Tuesday, October 07, 2008
Credit Where It’s Due
This won’t excite you. You won’t pass it along to your friends. It won’t make me famous. It’s just the right thing to do.
With the closing of the 110th Congress, the House Transportation and Infrastructure Committee put out a press release listing the Committee’s accomplishments. True, it can be viewed as nothing more than political PR, but it shows that something in Congress works.
”Under Chairman James L. Oberstar (Minn.), the Committee conducted 180 hearings, lasting a total of 581 hours, and gathered testimony from 1,223 witnesses. In contrast, in the 109th Congress, the Committee held 104 hearings over 252 hours, and heard 580 witnesses. “
I, for one, would like to acknowledge Chairman Oberstar’s work. I can’t vote for him and I can’t tell you a whole lot about him except for the fact that he knows aviation. He seems to work hard and, from what I can tell, he tries to do the right things.
”When Oberstar was elected Chairman, he also pledged that the Committee would vigorously exercise it oversight responsibilities. The Committee’s first Investigations and Oversight hearing in the 110th Congress, in April 2007, examined at problems with the Coast Guard’s Deepwater program. One of the final bills approved by the House in the 110th Congress was H.R. 6999, a bill to institute reforms in the troubled program. Earlier this year, another oversight hearing revealed flaws in the Federal Aviation Administration’s aircraft inspection program, and prompted the FAA to ground hundreds of commercial aircraft for overdue inspections. Fraudulent activities in drug testing for commercial drivers and medical certification for pilots were also examined by the Committee. “
Many of you have probably never heard of Jim Oberstar. That’s a shame. I think Congress could use a lot more people like him.

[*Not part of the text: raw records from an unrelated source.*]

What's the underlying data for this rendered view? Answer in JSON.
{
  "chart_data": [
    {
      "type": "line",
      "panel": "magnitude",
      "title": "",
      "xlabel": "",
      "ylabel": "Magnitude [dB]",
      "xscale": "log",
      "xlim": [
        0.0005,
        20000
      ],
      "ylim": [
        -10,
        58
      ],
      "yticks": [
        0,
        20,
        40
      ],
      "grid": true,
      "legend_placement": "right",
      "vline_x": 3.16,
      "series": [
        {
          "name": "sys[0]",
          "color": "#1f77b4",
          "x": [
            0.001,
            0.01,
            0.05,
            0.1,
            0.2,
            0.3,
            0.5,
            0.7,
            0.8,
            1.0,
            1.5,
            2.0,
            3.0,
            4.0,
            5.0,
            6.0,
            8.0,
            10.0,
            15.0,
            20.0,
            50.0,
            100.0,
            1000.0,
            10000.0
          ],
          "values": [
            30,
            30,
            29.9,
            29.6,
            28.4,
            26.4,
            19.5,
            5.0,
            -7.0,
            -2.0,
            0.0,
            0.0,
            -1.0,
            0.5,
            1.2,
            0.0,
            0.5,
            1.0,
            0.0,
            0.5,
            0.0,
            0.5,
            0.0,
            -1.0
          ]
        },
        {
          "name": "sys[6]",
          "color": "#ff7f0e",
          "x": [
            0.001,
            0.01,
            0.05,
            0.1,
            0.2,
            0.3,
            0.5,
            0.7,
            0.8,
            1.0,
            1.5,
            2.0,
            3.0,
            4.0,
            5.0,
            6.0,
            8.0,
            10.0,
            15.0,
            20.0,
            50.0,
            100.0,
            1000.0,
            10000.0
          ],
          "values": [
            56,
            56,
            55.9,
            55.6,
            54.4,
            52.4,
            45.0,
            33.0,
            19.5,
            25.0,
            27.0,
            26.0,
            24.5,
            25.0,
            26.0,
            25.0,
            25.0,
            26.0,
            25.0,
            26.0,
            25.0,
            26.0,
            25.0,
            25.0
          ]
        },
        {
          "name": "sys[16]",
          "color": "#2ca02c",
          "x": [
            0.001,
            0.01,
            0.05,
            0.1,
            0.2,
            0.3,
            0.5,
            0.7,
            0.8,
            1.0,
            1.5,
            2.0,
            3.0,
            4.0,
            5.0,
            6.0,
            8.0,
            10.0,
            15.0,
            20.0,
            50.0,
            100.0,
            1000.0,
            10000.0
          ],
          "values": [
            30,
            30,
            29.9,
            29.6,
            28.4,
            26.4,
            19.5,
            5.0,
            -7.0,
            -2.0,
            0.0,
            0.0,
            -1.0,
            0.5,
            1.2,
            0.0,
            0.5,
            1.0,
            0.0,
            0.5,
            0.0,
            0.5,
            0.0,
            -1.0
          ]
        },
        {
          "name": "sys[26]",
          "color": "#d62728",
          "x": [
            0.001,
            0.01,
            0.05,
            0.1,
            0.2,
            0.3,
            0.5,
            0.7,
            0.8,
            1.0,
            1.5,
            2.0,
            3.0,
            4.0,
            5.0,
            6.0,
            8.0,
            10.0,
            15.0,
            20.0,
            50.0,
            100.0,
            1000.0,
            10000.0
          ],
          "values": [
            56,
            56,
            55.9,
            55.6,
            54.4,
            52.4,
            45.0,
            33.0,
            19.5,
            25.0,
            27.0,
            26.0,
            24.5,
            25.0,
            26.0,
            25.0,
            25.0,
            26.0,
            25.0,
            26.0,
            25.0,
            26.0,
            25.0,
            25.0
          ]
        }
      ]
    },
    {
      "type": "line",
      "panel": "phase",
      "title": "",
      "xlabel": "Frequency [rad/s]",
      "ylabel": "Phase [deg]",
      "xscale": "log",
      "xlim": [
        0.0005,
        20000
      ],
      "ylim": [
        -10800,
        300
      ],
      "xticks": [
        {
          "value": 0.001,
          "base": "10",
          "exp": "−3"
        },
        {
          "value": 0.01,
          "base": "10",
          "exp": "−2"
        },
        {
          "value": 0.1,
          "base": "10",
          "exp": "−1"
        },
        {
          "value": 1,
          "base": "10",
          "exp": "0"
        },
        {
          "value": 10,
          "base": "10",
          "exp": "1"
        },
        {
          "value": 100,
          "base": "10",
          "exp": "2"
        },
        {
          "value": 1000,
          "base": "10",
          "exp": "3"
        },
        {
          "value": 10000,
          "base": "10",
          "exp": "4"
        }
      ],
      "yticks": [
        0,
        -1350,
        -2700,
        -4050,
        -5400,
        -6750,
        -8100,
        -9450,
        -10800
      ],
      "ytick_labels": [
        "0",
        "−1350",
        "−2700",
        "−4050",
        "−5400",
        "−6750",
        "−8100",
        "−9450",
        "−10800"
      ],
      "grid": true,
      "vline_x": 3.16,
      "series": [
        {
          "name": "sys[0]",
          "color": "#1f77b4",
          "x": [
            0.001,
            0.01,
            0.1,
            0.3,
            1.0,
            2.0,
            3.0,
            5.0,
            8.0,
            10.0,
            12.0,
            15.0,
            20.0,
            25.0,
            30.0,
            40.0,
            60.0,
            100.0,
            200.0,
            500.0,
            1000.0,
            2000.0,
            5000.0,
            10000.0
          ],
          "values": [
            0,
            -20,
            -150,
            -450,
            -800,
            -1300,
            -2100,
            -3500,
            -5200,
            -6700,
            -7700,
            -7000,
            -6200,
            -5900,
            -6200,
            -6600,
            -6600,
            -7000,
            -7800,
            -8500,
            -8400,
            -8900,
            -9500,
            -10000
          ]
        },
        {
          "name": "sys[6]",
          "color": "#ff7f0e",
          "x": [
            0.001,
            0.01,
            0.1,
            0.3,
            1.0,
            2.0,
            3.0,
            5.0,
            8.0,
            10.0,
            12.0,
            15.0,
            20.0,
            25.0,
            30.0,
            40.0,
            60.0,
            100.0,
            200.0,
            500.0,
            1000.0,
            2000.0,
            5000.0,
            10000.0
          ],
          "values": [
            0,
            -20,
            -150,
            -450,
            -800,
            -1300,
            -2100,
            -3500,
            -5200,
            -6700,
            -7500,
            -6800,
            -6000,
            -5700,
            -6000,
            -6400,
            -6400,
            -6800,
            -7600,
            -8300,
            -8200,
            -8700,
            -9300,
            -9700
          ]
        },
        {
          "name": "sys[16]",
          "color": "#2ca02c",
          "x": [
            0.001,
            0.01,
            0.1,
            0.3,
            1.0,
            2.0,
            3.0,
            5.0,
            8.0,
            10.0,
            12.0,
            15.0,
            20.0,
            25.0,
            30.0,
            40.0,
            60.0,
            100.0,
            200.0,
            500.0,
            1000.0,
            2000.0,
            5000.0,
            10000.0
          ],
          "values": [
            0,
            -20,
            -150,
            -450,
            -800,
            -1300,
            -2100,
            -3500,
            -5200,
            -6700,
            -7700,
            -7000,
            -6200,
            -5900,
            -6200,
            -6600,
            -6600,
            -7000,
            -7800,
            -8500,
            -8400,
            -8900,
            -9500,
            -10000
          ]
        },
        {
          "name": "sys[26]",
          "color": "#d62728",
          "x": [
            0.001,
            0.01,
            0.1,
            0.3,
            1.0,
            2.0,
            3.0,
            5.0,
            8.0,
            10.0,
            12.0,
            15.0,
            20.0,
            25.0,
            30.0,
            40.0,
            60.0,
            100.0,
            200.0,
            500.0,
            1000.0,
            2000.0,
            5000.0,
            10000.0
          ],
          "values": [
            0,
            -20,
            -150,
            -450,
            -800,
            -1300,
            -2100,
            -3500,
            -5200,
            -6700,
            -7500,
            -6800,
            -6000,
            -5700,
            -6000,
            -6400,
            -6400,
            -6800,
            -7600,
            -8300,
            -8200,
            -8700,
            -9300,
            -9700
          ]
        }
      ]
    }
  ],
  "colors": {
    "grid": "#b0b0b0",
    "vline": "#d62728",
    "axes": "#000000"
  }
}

”“I am very proud of this Committee, its Subcommittee Chairs, Ranking Members, and, indeed, all 75 Members of our Committee. We worked together in an inclusive, bipartisan fashion, and accomplished a great deal. I look forward to working with my colleagues on both sides of the aisle in the 111th Congress,” Oberstar said.“
It’s not very exciting but it sure sounds better than what we normally hear out of Congress. Gracious, respectful and positive. I think we could use a lot more of that.